One of the biggest trends in the networking industry for the foreseeable future will be the huge explosion in the number of devices set to be connected around the world. The vast majority of these will be Internet of Things (IoT) sensors, which will in turn require a significant rethinking of how networks work in order to make sure they operate effectively.
By 2030, some estimates suggest the number of connected devices will reach 500 billion, with initiatives such as smart connected cities one of the key driving forces behind this. As more people move to urban environments, adding more IoT sensors to control and manage these environments will be essential.
However, this poses challenges for traditional networks. Shadi Salama, channel leader for the east region at Cisco Middle East, stated in an article for Tahawul Tech that these new connections mean that it will no longer be possible to manage and control such networks manually, as they will simply be "too complex, too cumbersome and too complicated" for human operators to deal with.
Therefore, traditional networking models that are not able to scale up and deliver the high performance now required in this new era will have to be replaced with new solutions that are both easier to manage, more secure and more intuitive.

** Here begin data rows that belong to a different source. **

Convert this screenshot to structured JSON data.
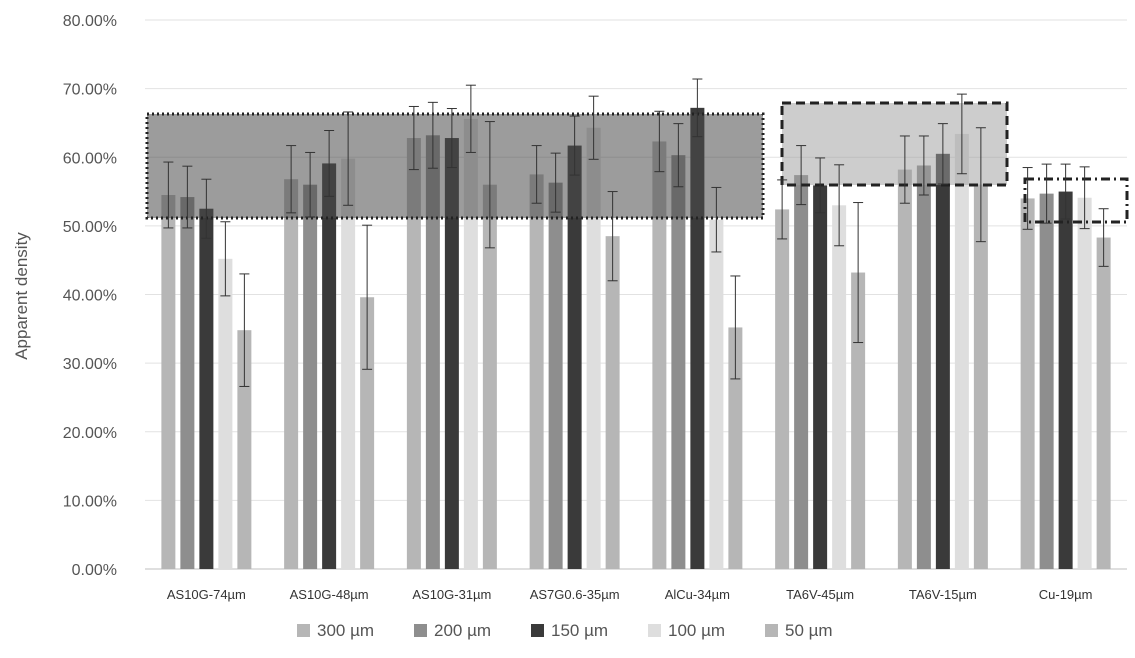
{
  "chart_data": {
    "type": "bar",
    "title": "",
    "xlabel": "",
    "ylabel": "Apparent density",
    "ylim": [
      0,
      80
    ],
    "yticks": [
      "0.00%",
      "10.00%",
      "20.00%",
      "30.00%",
      "40.00%",
      "50.00%",
      "60.00%",
      "70.00%",
      "80.00%"
    ],
    "grid": true,
    "legend_position": "bottom",
    "categories": [
      "AS10G-74µm",
      "AS10G-48µm",
      "AS10G-31µm",
      "AS7G0.6-35µm",
      "AlCu-34µm",
      "TA6V-45µm",
      "TA6V-15µm",
      "Cu-19µm"
    ],
    "series": [
      {
        "name": "300 µm",
        "color": "#b6b6b6",
        "values": [
          54.5,
          56.8,
          62.8,
          57.5,
          62.3,
          52.4,
          58.2,
          54.0
        ],
        "err": [
          4.8,
          4.9,
          4.6,
          4.2,
          4.4,
          4.3,
          4.9,
          4.5
        ]
      },
      {
        "name": "200 µm",
        "color": "#8e8e8e",
        "values": [
          54.2,
          56.0,
          63.2,
          56.3,
          60.3,
          57.4,
          58.8,
          54.7
        ],
        "err": [
          4.5,
          4.7,
          4.8,
          4.3,
          4.6,
          4.3,
          4.3,
          4.3
        ]
      },
      {
        "name": "150 µm",
        "color": "#3a3a3a",
        "values": [
          52.5,
          59.1,
          62.8,
          61.7,
          67.2,
          55.9,
          60.5,
          55.0
        ],
        "err": [
          4.3,
          4.8,
          4.3,
          4.3,
          4.2,
          4.0,
          4.4,
          4.0
        ]
      },
      {
        "name": "100 µm",
        "color": "#dedede",
        "values": [
          45.2,
          59.8,
          65.6,
          64.3,
          50.9,
          53.0,
          63.4,
          54.1
        ],
        "err": [
          5.4,
          6.8,
          4.9,
          4.6,
          4.7,
          5.9,
          5.8,
          4.5
        ]
      },
      {
        "name": "50 µm",
        "color": "#b6b6b6",
        "values": [
          34.8,
          39.6,
          56.0,
          48.5,
          35.2,
          43.2,
          56.0,
          48.3
        ],
        "err": [
          8.2,
          10.5,
          9.2,
          6.5,
          7.5,
          10.2,
          8.3,
          4.2
        ]
      }
    ]
  }
}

Mr Salama said: "Intuitive networks shift from the traditional manual, time-intensive, static mode of operation, towards one that is capable of continuously learning from the data that it manages for an organisation."
He added that with advanced machine learning techniques, the more data these networks manage, the more capable they will become, as they learn through analytics and adapt in order to become more efficient and responsive.

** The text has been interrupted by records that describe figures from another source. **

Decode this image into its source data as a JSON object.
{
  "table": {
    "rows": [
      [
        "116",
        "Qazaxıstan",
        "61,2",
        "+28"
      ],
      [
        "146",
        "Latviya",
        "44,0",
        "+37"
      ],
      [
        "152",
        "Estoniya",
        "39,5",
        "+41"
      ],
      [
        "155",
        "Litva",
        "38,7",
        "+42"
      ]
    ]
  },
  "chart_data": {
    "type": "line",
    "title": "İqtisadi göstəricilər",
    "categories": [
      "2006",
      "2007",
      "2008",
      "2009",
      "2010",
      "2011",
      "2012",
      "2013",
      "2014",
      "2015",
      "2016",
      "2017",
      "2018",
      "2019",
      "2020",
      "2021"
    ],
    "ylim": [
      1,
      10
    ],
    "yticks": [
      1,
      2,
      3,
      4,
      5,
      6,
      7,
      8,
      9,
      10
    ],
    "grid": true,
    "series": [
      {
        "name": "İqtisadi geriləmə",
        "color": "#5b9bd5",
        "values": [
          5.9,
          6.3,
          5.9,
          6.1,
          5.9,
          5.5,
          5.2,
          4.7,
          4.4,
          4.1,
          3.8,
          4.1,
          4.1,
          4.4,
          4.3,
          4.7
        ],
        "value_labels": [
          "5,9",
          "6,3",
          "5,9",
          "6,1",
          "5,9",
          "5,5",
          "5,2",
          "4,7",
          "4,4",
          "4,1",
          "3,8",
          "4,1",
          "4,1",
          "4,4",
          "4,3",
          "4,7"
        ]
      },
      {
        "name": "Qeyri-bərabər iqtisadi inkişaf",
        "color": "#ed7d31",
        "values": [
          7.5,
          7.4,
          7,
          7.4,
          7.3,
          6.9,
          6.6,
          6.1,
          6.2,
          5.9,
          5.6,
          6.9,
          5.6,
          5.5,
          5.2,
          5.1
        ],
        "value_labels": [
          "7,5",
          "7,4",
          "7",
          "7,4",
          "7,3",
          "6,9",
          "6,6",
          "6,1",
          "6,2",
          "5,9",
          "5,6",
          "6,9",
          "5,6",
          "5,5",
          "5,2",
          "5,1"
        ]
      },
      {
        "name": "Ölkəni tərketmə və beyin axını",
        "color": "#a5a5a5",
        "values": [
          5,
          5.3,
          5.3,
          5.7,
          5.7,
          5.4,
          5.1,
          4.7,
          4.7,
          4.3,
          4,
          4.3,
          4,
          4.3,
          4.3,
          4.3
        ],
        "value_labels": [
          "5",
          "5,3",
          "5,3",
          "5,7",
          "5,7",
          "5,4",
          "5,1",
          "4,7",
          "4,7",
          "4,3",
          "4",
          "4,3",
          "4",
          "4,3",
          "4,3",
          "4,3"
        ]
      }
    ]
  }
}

An intuitive network embeds these machine learning and analytics technologies at a foundational level, and automates the edge of the network, where the IoT devices will sit. This makes them particularly useful for applications in the next generation of smart city networks, where IoT sensors are deployed across a wide variety of use cases, from monitoring traffic flows to studying air quality, and making changes to systems accordingly.
Networks with these technologies are able to learn and make predictions from the data they manage, which allows them to overcome the limitations of traditional static programming. For example, they will be able to identify a model of what normal baseline behaviour on the network looks like, and highlight anything unusual. It can then proactively make changes without the need for human intervention or approval to address any anomalies or intrusions.
The benefits of a more modern, intelligent networking framework can be significant. Mr Salama highlighted research from IDC that found firms that invest in up-to-date networks can improve their growth rate for revenue, customer retention and profit by as much as two to three times.
"For digital organisations, the network is the foundation of their business and success," he added.